To ?   13 septembre 1834

[13 septembre 1834]
Monsieur le Vice-Président,

M. Ferrus 1, principal du collège de Perpignan, s'est présenté chez moi mardi dernier et m'a prié de vous écrire jusqu'à quel point je le croyais capable de diriger un collège où les mathématiques seraient considérées comme le but principal de l'instruction.
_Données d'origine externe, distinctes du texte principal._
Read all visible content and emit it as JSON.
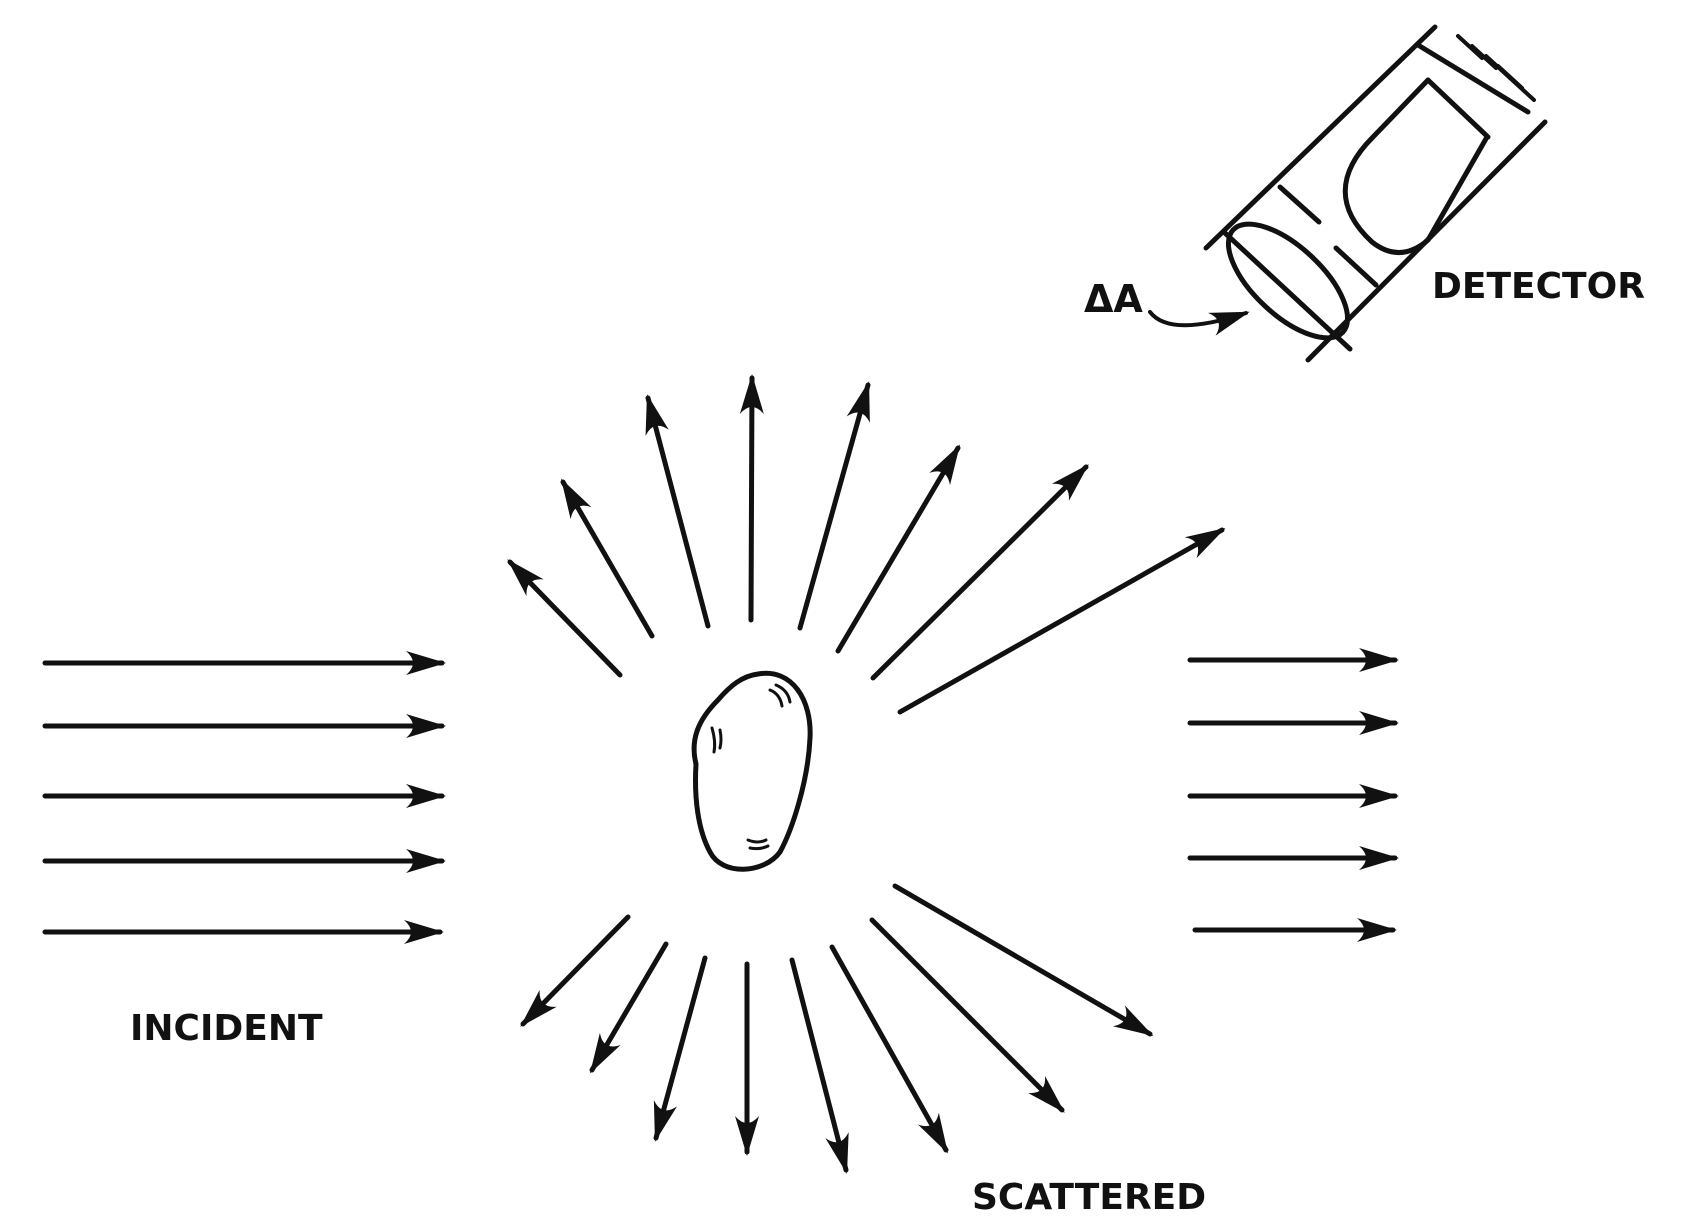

Autant que j'ai pu en juger par les conversations que nous avons eues sur ce sujet et par ce que j'ai vu à Perpignan lorsque j'en ai examiné le collège il y a deux mois, M. Ferrus m'a paru entendre fort bien tout ce qui est relatif à cette partie de l'administration collégiale et avoir sur cette matière des idées très justes, quoi qu'il n'ait pas poussé fort loin l'étude des mathématiques à l'enseignement desquelles il s'était autrefois consacré, mais que d'autres occupations ne lui ont pas permis de cultiver depuis.

Grâce à la bonne distribution qu'il a faite des études dans le collège qu'il dirige, et au soin tout particulier qu'il a pris des classes de mathématiques, elles y sont sans contredit les plus fortes, et mieux organisées que dans les autres collèges communaux que j'ai inspectés, et même que dans plusieurs collèges royaux.
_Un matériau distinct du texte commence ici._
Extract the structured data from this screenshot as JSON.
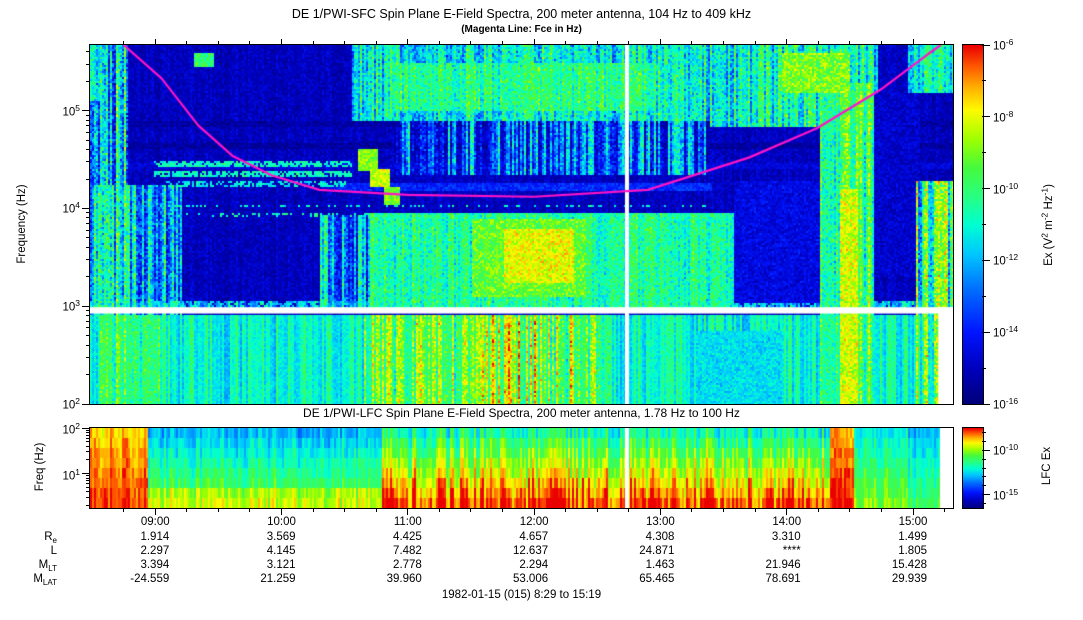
{
  "header": {
    "title": "DE 1/PWI-SFC  Spin Plane E-Field Spectra, 200 meter antenna, 104 Hz to 409 kHz",
    "subtitle": "(Magenta Line: Fce in Hz)"
  },
  "sfc_panel": {
    "ylabel": "Frequency (Hz)",
    "ytick_exponents": [
      5,
      4,
      3,
      2
    ],
    "colorbar": {
      "label": "Ex (V^2 m^-2 Hz^-1)",
      "label_parts": [
        [
          "t",
          "Ex (V"
        ],
        [
          "sup",
          "2"
        ],
        [
          "t",
          " m"
        ],
        [
          "sup",
          "-2"
        ],
        [
          "t",
          " Hz"
        ],
        [
          "sup",
          "-1"
        ],
        [
          "t",
          ")"
        ]
      ],
      "tick_exponents": [
        -6,
        -8,
        -10,
        -12,
        -14,
        -16
      ],
      "range_log": [
        -16,
        -6
      ]
    }
  },
  "lfc_panel": {
    "title": "DE 1/PWI-LFC  Spin Plane E-Field Spectra, 200 meter antenna, 1.78 Hz to 100 Hz",
    "ylabel": "Freq (Hz)",
    "ytick_exponents": [
      2,
      1
    ],
    "colorbar": {
      "label": "LFC Ex",
      "tick_exponents": [
        -10,
        -15
      ],
      "range_log": [
        -16.5,
        -7.5
      ]
    }
  },
  "xaxis": {
    "tick_labels": [
      "09:00",
      "10:00",
      "11:00",
      "12:00",
      "13:00",
      "14:00",
      "15:00"
    ],
    "tick_hours": [
      9,
      10,
      11,
      12,
      13,
      14,
      15
    ]
  },
  "ephemeris": {
    "rows": [
      {
        "label_main": "R",
        "label_sub": "e",
        "values": [
          "1.914",
          "3.569",
          "4.425",
          "4.657",
          "4.308",
          "3.310",
          "1.499"
        ]
      },
      {
        "label_main": "L",
        "label_sub": "",
        "values": [
          "2.297",
          "4.145",
          "7.482",
          "12.637",
          "24.871",
          "****",
          "1.805"
        ]
      },
      {
        "label_main": "M",
        "label_sub": "LT",
        "values": [
          "3.394",
          "3.121",
          "2.778",
          "2.294",
          "1.463",
          "21.946",
          "15.428"
        ]
      },
      {
        "label_main": "M",
        "label_sub": "LAT",
        "values": [
          "-24.559",
          "21.259",
          "39.960",
          "53.006",
          "65.465",
          "78.691",
          "29.939"
        ]
      }
    ]
  },
  "footer": "1982-01-15 (015) 8:29 to 15:19",
  "chart_data": {
    "type": "heatmap",
    "subtype": "spectrogram",
    "time_range_hours": [
      8.4833,
      15.3167
    ],
    "time_start_label": "8:29",
    "time_end_label": "15:19",
    "data_end_hour": 15.2,
    "data_gap_hour": 12.735,
    "colormap_stops": [
      [
        0.0,
        0,
        0,
        120
      ],
      [
        0.1,
        0,
        0,
        190
      ],
      [
        0.2,
        0,
        20,
        255
      ],
      [
        0.32,
        0,
        110,
        255
      ],
      [
        0.42,
        0,
        200,
        255
      ],
      [
        0.5,
        0,
        255,
        210
      ],
      [
        0.58,
        40,
        255,
        130
      ],
      [
        0.66,
        70,
        250,
        60
      ],
      [
        0.74,
        160,
        255,
        0
      ],
      [
        0.82,
        255,
        250,
        0
      ],
      [
        0.88,
        255,
        180,
        0
      ],
      [
        0.94,
        255,
        90,
        0
      ],
      [
        1.0,
        235,
        0,
        0
      ]
    ],
    "fce": {
      "color": "#ff14c8",
      "points_hour_loghz": [
        [
          8.75,
          5.672
        ],
        [
          9.05,
          5.33
        ],
        [
          9.34,
          4.85
        ],
        [
          9.61,
          4.54
        ],
        [
          9.92,
          4.34
        ],
        [
          10.3,
          4.19
        ],
        [
          11.0,
          4.14
        ],
        [
          12.0,
          4.12
        ],
        [
          12.9,
          4.19
        ],
        [
          13.7,
          4.52
        ],
        [
          14.24,
          4.82
        ],
        [
          14.76,
          5.23
        ],
        [
          15.13,
          5.59
        ],
        [
          15.22,
          5.672
        ]
      ]
    },
    "sfc": {
      "freq_log_range": [
        2.0,
        5.672
      ],
      "value_log_range": [
        -16,
        -6
      ],
      "white_gap_logf": [
        2.925,
        2.99
      ],
      "base_low_v": 0.5,
      "base_high_v": 0.1,
      "low_band_top_logf": 2.93,
      "features": [
        {
          "t": [
            8.483,
            15.317
          ],
          "f": [
            4.62,
            4.69
          ],
          "v": 0.06,
          "vr": 0.02,
          "mode": "set"
        },
        {
          "t": [
            8.483,
            15.317
          ],
          "f": [
            4.84,
            4.91
          ],
          "v": 0.06,
          "vr": 0.02,
          "mode": "set"
        },
        {
          "t": [
            8.483,
            15.317
          ],
          "f": [
            4.41,
            4.47
          ],
          "v": 0.14,
          "vr": 0.03,
          "mode": "set"
        },
        {
          "t": [
            8.483,
            8.58
          ],
          "f": [
            5.1,
            5.672
          ],
          "v": 0.45,
          "vr": 0.2,
          "streak": 0.5
        },
        {
          "t": [
            8.483,
            8.78
          ],
          "f": [
            2.0,
            5.672
          ],
          "v": 0.42,
          "vr": 0.3,
          "streak": 0.9
        },
        {
          "t": [
            8.483,
            9.2
          ],
          "f": [
            2.93,
            4.25
          ],
          "v": 0.4,
          "vr": 0.25,
          "streak": 0.7
        },
        {
          "t": [
            8.55,
            9.05
          ],
          "f": [
            2.0,
            2.93
          ],
          "v": 0.6,
          "vr": 0.15,
          "streak": 0.4
        },
        {
          "t": [
            8.98,
            10.55
          ],
          "f": [
            4.44,
            4.5
          ],
          "v": 0.52,
          "vr": 0.1,
          "dash": 0.7
        },
        {
          "t": [
            8.98,
            10.55
          ],
          "f": [
            4.33,
            4.385
          ],
          "v": 0.52,
          "vr": 0.1,
          "dash": 0.7
        },
        {
          "t": [
            9.08,
            10.5
          ],
          "f": [
            4.24,
            4.285
          ],
          "v": 0.48,
          "vr": 0.1,
          "dash": 0.55
        },
        {
          "t": [
            9.0,
            13.35
          ],
          "f": [
            4.02,
            4.055
          ],
          "v": 0.5,
          "vr": 0.12,
          "dash": 0.32
        },
        {
          "t": [
            9.15,
            13.3
          ],
          "f": [
            3.92,
            3.955
          ],
          "v": 0.52,
          "vr": 0.12,
          "dash": 0.28
        },
        {
          "t": [
            9.3,
            9.45
          ],
          "f": [
            5.45,
            5.6
          ],
          "v": 0.6,
          "vr": 0.15
        },
        {
          "t": [
            10.55,
            13.38
          ],
          "f": [
            4.9,
            5.672
          ],
          "v": 0.48,
          "vr": 0.22,
          "streak": 0.5
        },
        {
          "t": [
            10.85,
            12.95
          ],
          "f": [
            5.0,
            5.5
          ],
          "v": 0.56,
          "vr": 0.18,
          "streak": 0.3
        },
        {
          "t": [
            10.9,
            13.35
          ],
          "f": [
            4.35,
            4.95
          ],
          "v": 0.26,
          "vr": 0.22,
          "streak": 0.9
        },
        {
          "t": [
            13.38,
            14.72
          ],
          "f": [
            4.85,
            5.672
          ],
          "v": 0.5,
          "vr": 0.22,
          "streak": 0.5
        },
        {
          "t": [
            13.95,
            14.5
          ],
          "f": [
            5.2,
            5.6
          ],
          "v": 0.7,
          "vr": 0.18
        },
        {
          "t": [
            14.95,
            15.317
          ],
          "f": [
            5.2,
            5.672
          ],
          "v": 0.5,
          "vr": 0.2,
          "streak": 0.4
        },
        {
          "t": [
            10.3,
            10.72
          ],
          "f": [
            2.99,
            3.95
          ],
          "v": 0.34,
          "vr": 0.22,
          "streak": 0.8
        },
        {
          "t": [
            10.7,
            13.58
          ],
          "f": [
            2.99,
            3.97
          ],
          "v": 0.55,
          "vr": 0.16,
          "streak": 0.3
        },
        {
          "t": [
            11.5,
            12.4
          ],
          "f": [
            3.1,
            3.9
          ],
          "v": 0.68,
          "vr": 0.16
        },
        {
          "t": [
            11.75,
            12.3
          ],
          "f": [
            3.25,
            3.8
          ],
          "v": 0.8,
          "vr": 0.12
        },
        {
          "t": [
            10.4,
            13.4
          ],
          "f": [
            4.18,
            4.27
          ],
          "v": 0.22,
          "vr": 0.06
        },
        {
          "t": [
            8.483,
            15.2
          ],
          "f": [
            2.99,
            3.07
          ],
          "v": 0.42,
          "vr": 0.15,
          "streak": 0.4,
          "dash": 0.85
        },
        {
          "t": [
            10.65,
            12.6
          ],
          "f": [
            2.0,
            2.93
          ],
          "v": 0.62,
          "vr": 0.18,
          "streak": 0.6
        },
        {
          "t": [
            11.55,
            12.35
          ],
          "f": [
            2.0,
            2.93
          ],
          "v": 0.7,
          "vr": 0.2,
          "streak": 0.7
        },
        {
          "t": [
            13.28,
            13.95
          ],
          "f": [
            2.0,
            2.75
          ],
          "v": 0.45,
          "vr": 0.08,
          "mode": "set"
        },
        {
          "t": [
            14.25,
            14.68
          ],
          "f": [
            2.0,
            5.3
          ],
          "v": 0.58,
          "vr": 0.2,
          "streak": 0.5
        },
        {
          "t": [
            14.42,
            14.55
          ],
          "f": [
            2.0,
            4.2
          ],
          "v": 0.78,
          "vr": 0.15
        },
        {
          "t": [
            13.58,
            14.25
          ],
          "f": [
            3.05,
            4.3
          ],
          "v": 0.15,
          "vr": 0.08,
          "mode": "set"
        },
        {
          "t": [
            14.68,
            15.05
          ],
          "f": [
            3.3,
            5.2
          ],
          "v": 0.12,
          "vr": 0.06,
          "mode": "set"
        },
        {
          "t": [
            15.02,
            15.317
          ],
          "f": [
            2.0,
            4.3
          ],
          "v": 0.55,
          "vr": 0.25,
          "streak": 0.8
        },
        {
          "t": [
            10.6,
            10.75
          ],
          "f": [
            4.4,
            4.62
          ],
          "v": 0.72,
          "vr": 0.1
        },
        {
          "t": [
            10.7,
            10.85
          ],
          "f": [
            4.22,
            4.42
          ],
          "v": 0.78,
          "vr": 0.1
        },
        {
          "t": [
            10.8,
            10.93
          ],
          "f": [
            4.05,
            4.24
          ],
          "v": 0.7,
          "vr": 0.1
        }
      ]
    },
    "lfc": {
      "freq_log_range": [
        0.25,
        2.0
      ],
      "value_log_range": [
        -16.5,
        -7.5
      ],
      "periods": [
        {
          "t": [
            8.483,
            8.93
          ],
          "top": 0.85,
          "bot": 0.97,
          "cn": 0.1
        },
        {
          "t": [
            8.93,
            10.78
          ],
          "top": 0.4,
          "bot": 0.7,
          "cn": 0.14,
          "bedge": true
        },
        {
          "t": [
            10.78,
            14.33
          ],
          "top": 0.54,
          "bot": 0.97,
          "cn": 0.26
        },
        {
          "t": [
            14.33,
            14.53
          ],
          "top": 0.88,
          "bot": 1.0,
          "cn": 0.06
        },
        {
          "t": [
            14.53,
            14.95
          ],
          "top": 0.48,
          "bot": 0.72,
          "cn": 0.12
        },
        {
          "t": [
            14.95,
            15.2
          ],
          "top": 0.4,
          "bot": 0.62,
          "cn": 0.1
        }
      ]
    }
  }
}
En résumé, je pense que M. Ferrus est un des hommes les plus propres à donner aux études mathématiques d'un collège une excellente direction et qu'il serait, par conséquent, convenablement placé à la tête d'un établissement particulièrement consacré. Son caractère et sa position sont d'ailleurs bien faits pour inspirer un vif intérêt, car il est la victime de son zèle et de sa confiance dans les promesses qu'on lui avait faites et qu'on ne paraît pas disposé à tenir quoiqu'on se loue beaucoup de lui à Perpignan.
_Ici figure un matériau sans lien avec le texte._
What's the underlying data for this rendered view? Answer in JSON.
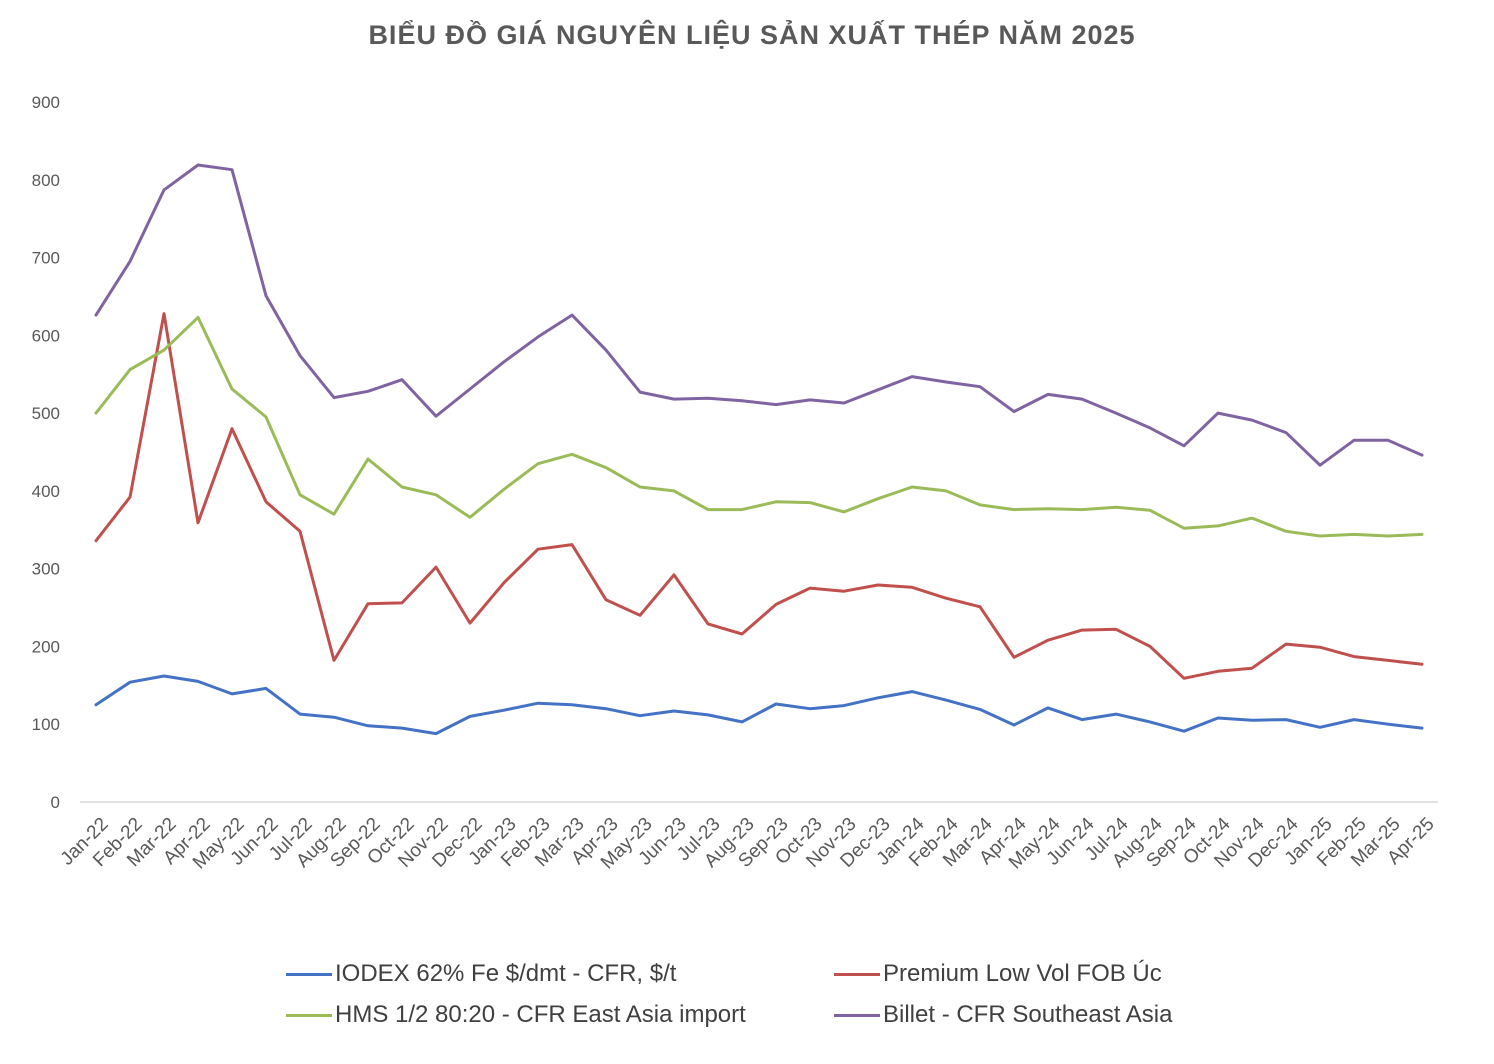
{
  "chart_data": {
    "type": "line",
    "title": "BIỂU ĐỒ GIÁ NGUYÊN LIỆU SẢN XUẤT THÉP NĂM 2025",
    "xlabel": "",
    "ylabel": "",
    "ylim": [
      0,
      900
    ],
    "yticks": [
      "0",
      "100",
      "200",
      "300",
      "400",
      "500",
      "600",
      "700",
      "800",
      "900"
    ],
    "grid": false,
    "legend_position": "bottom",
    "categories": [
      "Jan-22",
      "Feb-22",
      "Mar-22",
      "Apr-22",
      "May-22",
      "Jun-22",
      "Jul-22",
      "Aug-22",
      "Sep-22",
      "Oct-22",
      "Nov-22",
      "Dec-22",
      "Jan-23",
      "Feb-23",
      "Mar-23",
      "Apr-23",
      "May-23",
      "Jun-23",
      "Jul-23",
      "Aug-23",
      "Sep-23",
      "Oct-23",
      "Nov-23",
      "Dec-23",
      "Jan-24",
      "Feb-24",
      "Mar-24",
      "Apr-24",
      "May-24",
      "Jun-24",
      "Jul-24",
      "Aug-24",
      "Sep-24",
      "Oct-24",
      "Nov-24",
      "Dec-24",
      "Jan-25",
      "Feb-25",
      "Mar-25",
      "Apr-25"
    ],
    "series": [
      {
        "name": "IODEX 62% Fe $/dmt - CFR, $/t",
        "color": "#4472C4",
        "values": [
          125,
          154,
          162,
          155,
          139,
          146,
          113,
          109,
          98,
          95,
          88,
          110,
          118,
          127,
          125,
          120,
          111,
          117,
          112,
          103,
          126,
          120,
          124,
          134,
          142,
          131,
          119,
          99,
          121,
          106,
          113,
          103,
          91,
          108,
          105,
          106,
          96,
          106,
          100,
          95
        ]
      },
      {
        "name": "Premium Low Vol FOB Úc",
        "color": "#C0504D",
        "values": [
          336,
          392,
          628,
          359,
          480,
          386,
          348,
          182,
          255,
          256,
          302,
          230,
          282,
          325,
          331,
          260,
          240,
          292,
          229,
          216,
          254,
          275,
          271,
          279,
          276,
          262,
          251,
          186,
          208,
          221,
          222,
          200,
          159,
          168,
          172,
          203,
          199,
          187,
          182,
          177
        ]
      },
      {
        "name": "HMS 1/2 80:20 - CFR East Asia import",
        "color": "#9BBB59",
        "values": [
          500,
          556,
          581,
          623,
          531,
          495,
          395,
          370,
          441,
          405,
          395,
          366,
          402,
          435,
          447,
          430,
          405,
          400,
          376,
          376,
          386,
          385,
          373,
          390,
          405,
          400,
          382,
          376,
          377,
          376,
          379,
          375,
          352,
          355,
          365,
          348,
          342,
          344,
          342,
          344
        ]
      },
      {
        "name": "Billet - CFR Southeast Asia",
        "color": "#8064A2",
        "values": [
          626,
          695,
          787,
          819,
          813,
          651,
          574,
          520,
          528,
          543,
          496,
          531,
          566,
          598,
          626,
          581,
          527,
          518,
          519,
          516,
          511,
          517,
          513,
          530,
          547,
          540,
          534,
          502,
          524,
          518,
          500,
          481,
          458,
          500,
          491,
          475,
          433,
          465,
          465,
          446
        ]
      }
    ]
  }
}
Me permettez-vous, Monsieur le Vice-Président, de saisir cette occasion pour vous supplier, d'après l'intérêt que vous m'avez témoigné tant de fois, de vouloir bien m'accorder un moment d'audience pour vous faire hommage du premier volume de mon Essai sur la Philosophie des Sciences, qui est enfin terminé. Je sais que tous vos moments sont pris dans ce moment surtout, mais il ne s'agit que d'un instant, et cet instant est d'une bien grande importance pour moi, ayant à vous communiquer une chose à laquelle j'attache un bien grand intérêt.

Pensant que le dimanche est le jour où vous êtes le plus libre, j'aurai l'honneur de me présenter demain chez vous. Ma reconnaissance n'aurait point de bornes si vous daigniez accueillir ma prière.

Je suis avec respect, Monsieur le Vice-Président, votre très humble et très obéissant serviteur. A. Ampère Inspecteur général des études.

(2) Voir la note de la page 192 sur un M. de Férus qui est probablement sans rapport avec celui-là.